Mais, si l’on suppose, au contraire, que quelqu’un n’a jamais vu que du rouge, du jaune et du bleu dans toute leur pureté, lui sera t-il impossible de se former l’idée des diverses nuances de ces trois couleurs[1] ; et, en particulier, de l’oranger, du vert et du violet ? Et sera-t-il du moins impossible à celui qui connaîtra les couleurs de cette dernière série, de lui en faire naître l’idée, je ne le pense pas. Ne pourra-t-il pas lui dire, en effet, que l’oranger est un rouge tirant sur le jaune, ou un jaune tirant sur le rouge ; que le vert est un jaune tirant sur le bleu ou un bleu tirant sur le jaune ; et qu’enfin le violet est un bleu tirant sur le rouge ou un rouge tirant sur le bleu ? À ne considérer donc que des raisons de pure convenance ; et en supposant qu’aucun fait connu n’y fasse obstacle, tout semblerait concourir à faire regarder le rouge, le jaune et le bleu comme des couleurs simples, et à faire admettre au contraire l’oranger, le vert et le violet comme des couleurs essentiellement composées.

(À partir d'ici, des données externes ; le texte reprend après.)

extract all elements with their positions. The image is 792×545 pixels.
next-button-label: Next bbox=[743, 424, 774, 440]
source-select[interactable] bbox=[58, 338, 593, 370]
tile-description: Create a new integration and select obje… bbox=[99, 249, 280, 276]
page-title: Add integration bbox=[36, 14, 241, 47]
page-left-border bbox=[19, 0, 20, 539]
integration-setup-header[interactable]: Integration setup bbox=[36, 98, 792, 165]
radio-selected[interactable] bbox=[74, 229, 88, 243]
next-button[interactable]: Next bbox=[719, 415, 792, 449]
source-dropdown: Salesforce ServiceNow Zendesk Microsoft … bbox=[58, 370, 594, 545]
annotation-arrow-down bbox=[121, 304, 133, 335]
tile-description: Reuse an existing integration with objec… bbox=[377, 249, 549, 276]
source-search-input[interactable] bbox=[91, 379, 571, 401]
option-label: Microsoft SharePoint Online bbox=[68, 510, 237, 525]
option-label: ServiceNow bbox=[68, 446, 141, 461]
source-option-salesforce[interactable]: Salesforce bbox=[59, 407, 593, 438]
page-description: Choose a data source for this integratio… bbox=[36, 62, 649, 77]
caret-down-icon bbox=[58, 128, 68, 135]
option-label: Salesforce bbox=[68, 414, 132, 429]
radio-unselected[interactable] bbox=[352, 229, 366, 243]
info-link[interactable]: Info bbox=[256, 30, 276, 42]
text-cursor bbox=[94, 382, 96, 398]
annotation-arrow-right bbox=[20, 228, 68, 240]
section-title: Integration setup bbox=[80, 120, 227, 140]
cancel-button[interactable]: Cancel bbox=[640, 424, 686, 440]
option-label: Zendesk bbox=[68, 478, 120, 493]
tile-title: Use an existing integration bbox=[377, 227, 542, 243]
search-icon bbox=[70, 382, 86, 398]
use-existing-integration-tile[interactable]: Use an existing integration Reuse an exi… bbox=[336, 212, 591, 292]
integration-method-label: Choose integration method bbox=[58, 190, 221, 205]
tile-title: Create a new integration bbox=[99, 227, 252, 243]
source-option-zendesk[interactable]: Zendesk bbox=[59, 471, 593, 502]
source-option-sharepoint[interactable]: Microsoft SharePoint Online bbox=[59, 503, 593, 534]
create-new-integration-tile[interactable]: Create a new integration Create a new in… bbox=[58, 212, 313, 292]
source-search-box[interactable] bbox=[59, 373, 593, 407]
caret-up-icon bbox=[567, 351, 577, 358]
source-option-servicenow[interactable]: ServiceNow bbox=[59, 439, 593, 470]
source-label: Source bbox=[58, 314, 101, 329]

  1. Je prie le lecteur de remarquer que je dis impossible et non pas difficile. Je sais trop bien, en effet, que de tous les moyens d’acquérir des idées sensibles, la sensation est de beaucoup le plus efficace ; et c’est là ce qui établit la supériorité de la langue du dessin sur la langue articulée, lorsqu’il s’agit de description.